It happened: Al Franken resigned from the U.S. Senate on Thursday amid allegations of forcible kissing and groping. Now what? Who will replace him and how? The 17th Amendment sets the framework for filling Senate vacancies. The governor will appoint the immediate replacement. That person serves out the rest of the Senator’s term unless the state legislature establishes a law for special elections.
When vacancies happen in the representation of any State in the Senate, the executive authority of such State shall issue writs of election to fill such vacancies: Provided, That the legislature of any State may empower the executive thereof to make temporary appointments until the people fill the vacancies by election as the legislature may direct.

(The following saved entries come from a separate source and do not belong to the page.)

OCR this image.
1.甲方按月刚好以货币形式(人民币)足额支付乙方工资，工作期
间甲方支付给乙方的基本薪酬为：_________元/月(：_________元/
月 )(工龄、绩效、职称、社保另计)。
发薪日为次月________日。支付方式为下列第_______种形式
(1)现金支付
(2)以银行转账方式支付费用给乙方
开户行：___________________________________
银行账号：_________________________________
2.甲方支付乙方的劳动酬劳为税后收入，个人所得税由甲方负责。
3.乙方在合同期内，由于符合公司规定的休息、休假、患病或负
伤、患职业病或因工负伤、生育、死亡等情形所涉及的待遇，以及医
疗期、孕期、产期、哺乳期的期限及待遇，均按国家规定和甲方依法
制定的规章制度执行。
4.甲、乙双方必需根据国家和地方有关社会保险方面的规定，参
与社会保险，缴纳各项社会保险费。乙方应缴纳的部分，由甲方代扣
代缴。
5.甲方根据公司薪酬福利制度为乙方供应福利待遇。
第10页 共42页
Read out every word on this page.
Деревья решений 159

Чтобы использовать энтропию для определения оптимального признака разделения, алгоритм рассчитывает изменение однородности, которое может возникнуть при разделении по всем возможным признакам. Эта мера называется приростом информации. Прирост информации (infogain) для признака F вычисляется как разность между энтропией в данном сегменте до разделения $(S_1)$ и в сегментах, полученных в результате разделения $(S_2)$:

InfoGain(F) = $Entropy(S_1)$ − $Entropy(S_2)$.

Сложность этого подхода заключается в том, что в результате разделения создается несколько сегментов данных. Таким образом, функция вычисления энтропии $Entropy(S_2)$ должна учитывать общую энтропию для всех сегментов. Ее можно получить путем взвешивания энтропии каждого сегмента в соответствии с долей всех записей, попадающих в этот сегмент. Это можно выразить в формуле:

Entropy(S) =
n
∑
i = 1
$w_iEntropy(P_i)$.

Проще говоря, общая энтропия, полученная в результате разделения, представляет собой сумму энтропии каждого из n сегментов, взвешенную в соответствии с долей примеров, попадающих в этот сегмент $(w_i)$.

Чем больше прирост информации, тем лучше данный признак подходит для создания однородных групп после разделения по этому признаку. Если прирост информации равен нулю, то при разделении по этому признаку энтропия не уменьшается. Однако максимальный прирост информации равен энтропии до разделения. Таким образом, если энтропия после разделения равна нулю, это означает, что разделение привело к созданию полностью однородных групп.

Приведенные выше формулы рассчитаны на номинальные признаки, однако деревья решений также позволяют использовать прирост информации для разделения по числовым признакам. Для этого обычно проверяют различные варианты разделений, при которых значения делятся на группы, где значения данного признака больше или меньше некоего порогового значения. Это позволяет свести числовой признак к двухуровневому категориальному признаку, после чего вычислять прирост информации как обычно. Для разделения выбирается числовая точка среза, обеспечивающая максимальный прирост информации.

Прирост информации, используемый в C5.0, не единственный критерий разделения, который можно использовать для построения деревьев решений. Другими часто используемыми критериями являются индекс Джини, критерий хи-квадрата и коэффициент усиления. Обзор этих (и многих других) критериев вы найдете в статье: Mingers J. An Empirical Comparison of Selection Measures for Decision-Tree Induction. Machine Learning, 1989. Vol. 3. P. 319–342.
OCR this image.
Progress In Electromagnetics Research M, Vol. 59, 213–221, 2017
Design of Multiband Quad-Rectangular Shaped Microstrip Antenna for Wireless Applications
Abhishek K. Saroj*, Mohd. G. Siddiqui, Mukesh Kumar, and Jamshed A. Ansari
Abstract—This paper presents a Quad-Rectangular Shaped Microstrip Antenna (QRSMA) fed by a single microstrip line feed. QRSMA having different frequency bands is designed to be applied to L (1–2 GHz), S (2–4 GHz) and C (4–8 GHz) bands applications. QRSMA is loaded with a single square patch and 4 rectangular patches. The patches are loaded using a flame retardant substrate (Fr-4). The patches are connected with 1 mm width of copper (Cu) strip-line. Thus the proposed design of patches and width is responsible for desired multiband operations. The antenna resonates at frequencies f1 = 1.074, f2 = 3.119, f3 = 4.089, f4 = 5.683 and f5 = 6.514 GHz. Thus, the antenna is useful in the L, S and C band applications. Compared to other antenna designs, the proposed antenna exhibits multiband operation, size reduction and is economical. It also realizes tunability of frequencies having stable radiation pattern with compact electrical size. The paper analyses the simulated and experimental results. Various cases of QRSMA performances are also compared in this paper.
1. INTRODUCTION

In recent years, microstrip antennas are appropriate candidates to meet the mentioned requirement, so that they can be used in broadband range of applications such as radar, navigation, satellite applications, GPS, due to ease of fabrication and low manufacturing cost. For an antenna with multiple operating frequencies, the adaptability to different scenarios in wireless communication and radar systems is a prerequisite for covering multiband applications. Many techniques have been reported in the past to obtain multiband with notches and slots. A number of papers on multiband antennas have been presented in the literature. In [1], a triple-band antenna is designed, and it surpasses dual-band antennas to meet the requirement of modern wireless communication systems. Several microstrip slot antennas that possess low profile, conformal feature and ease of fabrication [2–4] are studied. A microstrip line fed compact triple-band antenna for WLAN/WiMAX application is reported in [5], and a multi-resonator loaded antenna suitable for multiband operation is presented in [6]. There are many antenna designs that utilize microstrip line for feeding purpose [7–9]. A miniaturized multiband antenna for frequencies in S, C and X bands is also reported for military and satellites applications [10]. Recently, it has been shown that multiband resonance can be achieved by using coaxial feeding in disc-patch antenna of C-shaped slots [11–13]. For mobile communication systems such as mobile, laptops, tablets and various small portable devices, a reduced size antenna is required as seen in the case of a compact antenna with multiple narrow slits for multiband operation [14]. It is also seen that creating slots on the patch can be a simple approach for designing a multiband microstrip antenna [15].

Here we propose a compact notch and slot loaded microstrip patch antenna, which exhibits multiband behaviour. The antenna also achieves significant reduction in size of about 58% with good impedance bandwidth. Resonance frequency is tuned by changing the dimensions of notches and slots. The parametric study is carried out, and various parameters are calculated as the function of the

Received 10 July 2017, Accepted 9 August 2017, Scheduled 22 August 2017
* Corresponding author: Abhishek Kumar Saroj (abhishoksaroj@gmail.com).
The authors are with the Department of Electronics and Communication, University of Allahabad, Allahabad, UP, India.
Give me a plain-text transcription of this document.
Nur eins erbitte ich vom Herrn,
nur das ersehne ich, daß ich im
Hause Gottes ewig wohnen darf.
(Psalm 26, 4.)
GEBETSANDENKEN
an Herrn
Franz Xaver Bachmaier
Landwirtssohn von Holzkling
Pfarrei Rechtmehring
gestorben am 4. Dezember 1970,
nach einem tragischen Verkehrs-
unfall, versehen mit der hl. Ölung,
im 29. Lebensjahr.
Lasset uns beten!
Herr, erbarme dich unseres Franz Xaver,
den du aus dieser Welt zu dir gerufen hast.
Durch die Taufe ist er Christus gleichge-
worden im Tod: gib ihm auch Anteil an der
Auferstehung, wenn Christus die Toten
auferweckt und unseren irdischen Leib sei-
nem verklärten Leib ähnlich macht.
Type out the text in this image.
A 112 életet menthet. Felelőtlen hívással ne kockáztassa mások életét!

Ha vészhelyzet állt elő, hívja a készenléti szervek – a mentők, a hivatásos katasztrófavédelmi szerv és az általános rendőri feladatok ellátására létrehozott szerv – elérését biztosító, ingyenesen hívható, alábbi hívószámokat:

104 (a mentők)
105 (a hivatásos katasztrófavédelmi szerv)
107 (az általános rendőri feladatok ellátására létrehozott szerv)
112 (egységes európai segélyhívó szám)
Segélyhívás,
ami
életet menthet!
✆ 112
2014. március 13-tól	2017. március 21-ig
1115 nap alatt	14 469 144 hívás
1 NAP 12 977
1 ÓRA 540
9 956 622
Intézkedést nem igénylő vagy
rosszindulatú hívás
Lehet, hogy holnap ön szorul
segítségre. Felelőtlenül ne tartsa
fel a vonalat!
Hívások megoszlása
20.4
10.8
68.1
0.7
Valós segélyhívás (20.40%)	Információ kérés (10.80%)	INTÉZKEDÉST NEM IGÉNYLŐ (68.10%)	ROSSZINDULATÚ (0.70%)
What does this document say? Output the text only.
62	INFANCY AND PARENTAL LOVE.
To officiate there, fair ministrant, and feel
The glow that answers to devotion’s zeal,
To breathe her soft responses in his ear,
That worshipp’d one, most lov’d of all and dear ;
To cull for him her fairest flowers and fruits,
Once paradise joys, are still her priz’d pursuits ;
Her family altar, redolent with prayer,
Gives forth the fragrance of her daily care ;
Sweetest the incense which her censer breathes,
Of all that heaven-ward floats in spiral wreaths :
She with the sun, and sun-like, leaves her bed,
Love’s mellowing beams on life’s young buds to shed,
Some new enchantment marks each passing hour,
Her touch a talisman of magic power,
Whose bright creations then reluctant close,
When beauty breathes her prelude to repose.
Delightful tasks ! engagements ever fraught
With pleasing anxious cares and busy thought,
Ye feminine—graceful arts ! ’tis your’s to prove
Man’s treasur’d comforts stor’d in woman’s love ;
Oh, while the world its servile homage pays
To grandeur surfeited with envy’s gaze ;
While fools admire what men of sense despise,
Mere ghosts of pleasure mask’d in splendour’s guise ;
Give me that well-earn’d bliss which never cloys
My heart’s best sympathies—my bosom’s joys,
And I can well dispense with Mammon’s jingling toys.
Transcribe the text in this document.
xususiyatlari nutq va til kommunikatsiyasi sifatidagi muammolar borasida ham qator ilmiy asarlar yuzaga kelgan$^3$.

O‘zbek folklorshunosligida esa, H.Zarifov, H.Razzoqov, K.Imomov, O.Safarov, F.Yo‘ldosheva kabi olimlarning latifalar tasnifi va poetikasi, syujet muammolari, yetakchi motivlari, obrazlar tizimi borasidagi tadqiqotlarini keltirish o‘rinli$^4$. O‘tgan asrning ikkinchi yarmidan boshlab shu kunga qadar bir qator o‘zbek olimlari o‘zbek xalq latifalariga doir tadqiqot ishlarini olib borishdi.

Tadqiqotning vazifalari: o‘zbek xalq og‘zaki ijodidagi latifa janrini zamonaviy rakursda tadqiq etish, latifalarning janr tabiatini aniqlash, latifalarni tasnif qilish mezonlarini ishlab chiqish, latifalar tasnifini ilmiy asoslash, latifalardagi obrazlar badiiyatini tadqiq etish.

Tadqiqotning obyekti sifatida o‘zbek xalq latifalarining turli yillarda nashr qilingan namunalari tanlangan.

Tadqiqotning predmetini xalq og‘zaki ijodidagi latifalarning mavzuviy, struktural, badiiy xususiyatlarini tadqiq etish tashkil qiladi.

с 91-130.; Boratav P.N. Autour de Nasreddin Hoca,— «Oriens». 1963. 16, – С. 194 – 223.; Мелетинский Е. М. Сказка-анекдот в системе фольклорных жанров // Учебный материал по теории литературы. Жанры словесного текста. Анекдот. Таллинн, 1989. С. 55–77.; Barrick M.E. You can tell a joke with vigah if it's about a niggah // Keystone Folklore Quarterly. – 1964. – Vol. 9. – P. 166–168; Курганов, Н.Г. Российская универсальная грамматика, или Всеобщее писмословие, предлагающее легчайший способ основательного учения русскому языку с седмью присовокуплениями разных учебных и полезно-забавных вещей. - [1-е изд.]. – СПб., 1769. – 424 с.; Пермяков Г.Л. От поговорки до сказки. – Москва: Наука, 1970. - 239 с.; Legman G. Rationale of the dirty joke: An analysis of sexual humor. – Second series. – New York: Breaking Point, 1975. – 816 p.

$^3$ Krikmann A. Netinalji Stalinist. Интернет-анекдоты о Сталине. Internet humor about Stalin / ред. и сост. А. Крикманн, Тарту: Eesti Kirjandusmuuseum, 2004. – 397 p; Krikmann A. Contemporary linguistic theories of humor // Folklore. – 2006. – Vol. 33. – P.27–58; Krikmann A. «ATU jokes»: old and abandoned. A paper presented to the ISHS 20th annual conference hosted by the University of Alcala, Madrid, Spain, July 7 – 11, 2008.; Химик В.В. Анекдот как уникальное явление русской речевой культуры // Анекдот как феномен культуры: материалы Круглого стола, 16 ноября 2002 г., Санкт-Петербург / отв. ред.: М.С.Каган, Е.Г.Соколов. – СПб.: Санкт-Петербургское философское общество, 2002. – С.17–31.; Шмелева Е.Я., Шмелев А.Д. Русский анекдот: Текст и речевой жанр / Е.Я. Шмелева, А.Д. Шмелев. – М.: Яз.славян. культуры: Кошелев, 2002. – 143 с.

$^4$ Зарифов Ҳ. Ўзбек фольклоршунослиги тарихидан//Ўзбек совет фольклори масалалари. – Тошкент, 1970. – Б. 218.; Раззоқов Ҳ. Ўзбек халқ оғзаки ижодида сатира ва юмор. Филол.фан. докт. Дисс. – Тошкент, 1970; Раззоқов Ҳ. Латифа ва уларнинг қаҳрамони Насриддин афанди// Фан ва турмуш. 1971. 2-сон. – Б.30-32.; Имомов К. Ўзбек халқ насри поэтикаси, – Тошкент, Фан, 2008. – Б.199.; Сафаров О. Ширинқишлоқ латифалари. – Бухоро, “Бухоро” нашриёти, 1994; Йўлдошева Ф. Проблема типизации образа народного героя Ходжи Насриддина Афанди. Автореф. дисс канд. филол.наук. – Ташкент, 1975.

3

Franken served Minnesota, so under that state’s law, Gov. Mark Dayton, a member of the Minnesota Democratic-Farmer-Labor Party, will appoint the temporary replacement. For now, it’s unclear who that’s going to be. A “high-ranking Democratic source” said Dayton will likely tap Lt. Gov. Tina Smith, according to The Star Tribune on Wednesday.
Because the vacancy occurred at least 11 weeks before the state’s Democratic Party primary scheduled for next August 14, Minnesotans will next vote on Franken’s seat in the November 2018 mid-term elections. The winner will serve out the rest of his term, which ends on January 3, 2021.